Mau tak mau gadis itu tersenyum. Hani langsung menghambur masuk ke kamarnya, menjatuhkan dirinya di kasur, tengkurap, dan sibuk membuka-tutup ponsel jadul berdesain clam-shell milik si gadis. Gadis itu masih sibuk menyematkan peniti di jilbabnya. Hani memandanginya penasaran, tetapi hanya sesaat, lalu asyik dengan ponsel lagi.
“Yuk.” ajak gadis itu akhirnya.
“Yuk ngapain?” Hani bertanya balik sambil berlagak bodoh. Sekali lagi Hani memandangnya sambil senyum dan terkekeh.

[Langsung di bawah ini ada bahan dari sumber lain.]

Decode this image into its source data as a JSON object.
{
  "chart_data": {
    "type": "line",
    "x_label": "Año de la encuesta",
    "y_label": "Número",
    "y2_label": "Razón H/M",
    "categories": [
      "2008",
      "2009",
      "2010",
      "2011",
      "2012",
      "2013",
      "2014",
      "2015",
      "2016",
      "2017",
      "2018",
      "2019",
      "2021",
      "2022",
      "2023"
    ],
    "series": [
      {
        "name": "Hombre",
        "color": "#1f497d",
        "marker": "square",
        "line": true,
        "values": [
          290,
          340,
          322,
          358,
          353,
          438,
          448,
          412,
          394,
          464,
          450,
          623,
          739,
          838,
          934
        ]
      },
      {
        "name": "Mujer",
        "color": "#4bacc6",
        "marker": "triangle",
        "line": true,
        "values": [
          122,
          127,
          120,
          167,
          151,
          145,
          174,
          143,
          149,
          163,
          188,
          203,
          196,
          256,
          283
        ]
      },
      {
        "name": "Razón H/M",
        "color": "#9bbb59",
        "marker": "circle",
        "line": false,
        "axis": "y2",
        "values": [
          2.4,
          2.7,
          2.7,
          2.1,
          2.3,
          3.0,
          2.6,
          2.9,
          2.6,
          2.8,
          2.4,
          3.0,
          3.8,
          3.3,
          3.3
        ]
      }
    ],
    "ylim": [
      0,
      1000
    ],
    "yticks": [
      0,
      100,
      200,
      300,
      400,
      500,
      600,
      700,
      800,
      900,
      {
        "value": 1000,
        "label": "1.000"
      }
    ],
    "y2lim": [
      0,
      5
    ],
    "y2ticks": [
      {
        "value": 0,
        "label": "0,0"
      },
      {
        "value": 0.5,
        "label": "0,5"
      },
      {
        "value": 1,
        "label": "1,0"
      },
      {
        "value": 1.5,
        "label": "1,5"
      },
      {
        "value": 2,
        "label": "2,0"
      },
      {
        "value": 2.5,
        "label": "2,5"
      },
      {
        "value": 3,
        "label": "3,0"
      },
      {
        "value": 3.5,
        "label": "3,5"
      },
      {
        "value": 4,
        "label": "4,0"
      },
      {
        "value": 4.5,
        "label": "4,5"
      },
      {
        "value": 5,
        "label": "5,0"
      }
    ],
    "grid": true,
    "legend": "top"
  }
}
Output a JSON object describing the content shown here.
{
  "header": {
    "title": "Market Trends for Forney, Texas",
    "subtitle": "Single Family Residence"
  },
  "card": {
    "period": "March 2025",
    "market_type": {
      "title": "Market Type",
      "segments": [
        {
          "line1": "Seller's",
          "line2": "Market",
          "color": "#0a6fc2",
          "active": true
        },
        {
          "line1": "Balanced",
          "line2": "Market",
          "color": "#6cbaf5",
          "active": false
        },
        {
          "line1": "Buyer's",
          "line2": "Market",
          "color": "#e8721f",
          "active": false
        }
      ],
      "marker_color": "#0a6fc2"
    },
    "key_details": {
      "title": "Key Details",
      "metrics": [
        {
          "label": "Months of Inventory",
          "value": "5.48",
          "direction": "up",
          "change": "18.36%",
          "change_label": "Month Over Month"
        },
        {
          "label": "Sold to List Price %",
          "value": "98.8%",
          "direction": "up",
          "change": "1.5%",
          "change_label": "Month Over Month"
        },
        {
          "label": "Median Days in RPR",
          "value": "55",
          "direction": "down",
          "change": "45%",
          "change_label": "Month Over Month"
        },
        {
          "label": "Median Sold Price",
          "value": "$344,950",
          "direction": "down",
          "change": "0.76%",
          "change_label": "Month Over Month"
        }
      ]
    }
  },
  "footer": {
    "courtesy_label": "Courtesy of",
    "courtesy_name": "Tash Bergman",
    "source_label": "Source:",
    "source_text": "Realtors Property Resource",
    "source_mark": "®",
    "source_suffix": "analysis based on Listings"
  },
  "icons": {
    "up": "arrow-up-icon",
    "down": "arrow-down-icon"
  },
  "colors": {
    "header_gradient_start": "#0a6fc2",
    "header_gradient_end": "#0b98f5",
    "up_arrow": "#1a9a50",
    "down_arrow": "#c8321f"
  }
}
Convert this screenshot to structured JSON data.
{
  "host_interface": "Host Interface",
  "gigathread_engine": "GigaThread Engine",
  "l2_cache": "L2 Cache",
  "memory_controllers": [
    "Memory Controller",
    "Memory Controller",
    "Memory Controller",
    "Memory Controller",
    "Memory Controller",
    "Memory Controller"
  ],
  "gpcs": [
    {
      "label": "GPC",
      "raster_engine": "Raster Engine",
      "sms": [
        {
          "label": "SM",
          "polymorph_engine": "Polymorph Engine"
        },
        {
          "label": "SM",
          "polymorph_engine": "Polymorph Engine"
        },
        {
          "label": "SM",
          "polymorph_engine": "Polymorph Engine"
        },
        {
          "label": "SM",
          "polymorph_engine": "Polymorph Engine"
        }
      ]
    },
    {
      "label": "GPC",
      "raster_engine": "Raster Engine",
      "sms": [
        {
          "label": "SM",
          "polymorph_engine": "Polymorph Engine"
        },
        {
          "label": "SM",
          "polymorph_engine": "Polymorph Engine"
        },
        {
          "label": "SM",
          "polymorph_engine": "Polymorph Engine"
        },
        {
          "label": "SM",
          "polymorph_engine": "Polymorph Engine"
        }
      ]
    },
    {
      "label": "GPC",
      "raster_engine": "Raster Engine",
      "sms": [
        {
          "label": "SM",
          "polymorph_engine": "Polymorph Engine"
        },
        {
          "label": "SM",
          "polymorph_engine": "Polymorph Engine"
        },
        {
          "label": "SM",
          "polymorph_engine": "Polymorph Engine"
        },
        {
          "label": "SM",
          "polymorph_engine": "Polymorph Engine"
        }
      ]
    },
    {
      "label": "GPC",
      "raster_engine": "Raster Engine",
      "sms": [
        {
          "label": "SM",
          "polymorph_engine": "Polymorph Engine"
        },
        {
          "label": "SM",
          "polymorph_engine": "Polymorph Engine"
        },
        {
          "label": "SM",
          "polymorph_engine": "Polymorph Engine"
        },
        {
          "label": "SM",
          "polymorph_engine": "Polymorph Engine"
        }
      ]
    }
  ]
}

“Udah ayok buruan. Tadi katanya laper.”
Hani langsung bangkit dan berdiri di koridor. Gadis itu mengunci kamarnya yang persis bersebelahan dengan kamar Hani. Keduanya kemudian melewati gerbang dan menghilang di balik kegelapan malam yang baru datang. Hanya perlu lima menit bagi dua perempuan beda usia itu untuk sampai ke trotoar. Semenit, lima menit, hingga tak sampai sepuluh menit keduanya sudah berada di angkot. Mereka tak banyak bicara. Gadis itu sibuk dengan Blackberry-nya dan Hani sibuk memandangi pemandangan di luar. Sekitar 20 menit perjalanan dengan angkot yang hampir penuh, keduanya turun di sebuah pusat pertokoan. Pusat pertokoan yang juga dipenuhi dengan pusat jajanan. Hani sudah kangen mengunyah burger di sana.
“Mbak nggak beli?” tanya Hani saat tiba di franchise kecil itu.
“Nggak. Aku tunggu di pecel lele ya.” kata si gadis sambil menunjuk sebuah warung pecel lele di seberang.
“Yaah, kok mbak nggak beli sih?” Hani kecewa. Dia sudah terlanjur membayangkan keduanya akan makan burger di salah satu meja sambil ngobrol.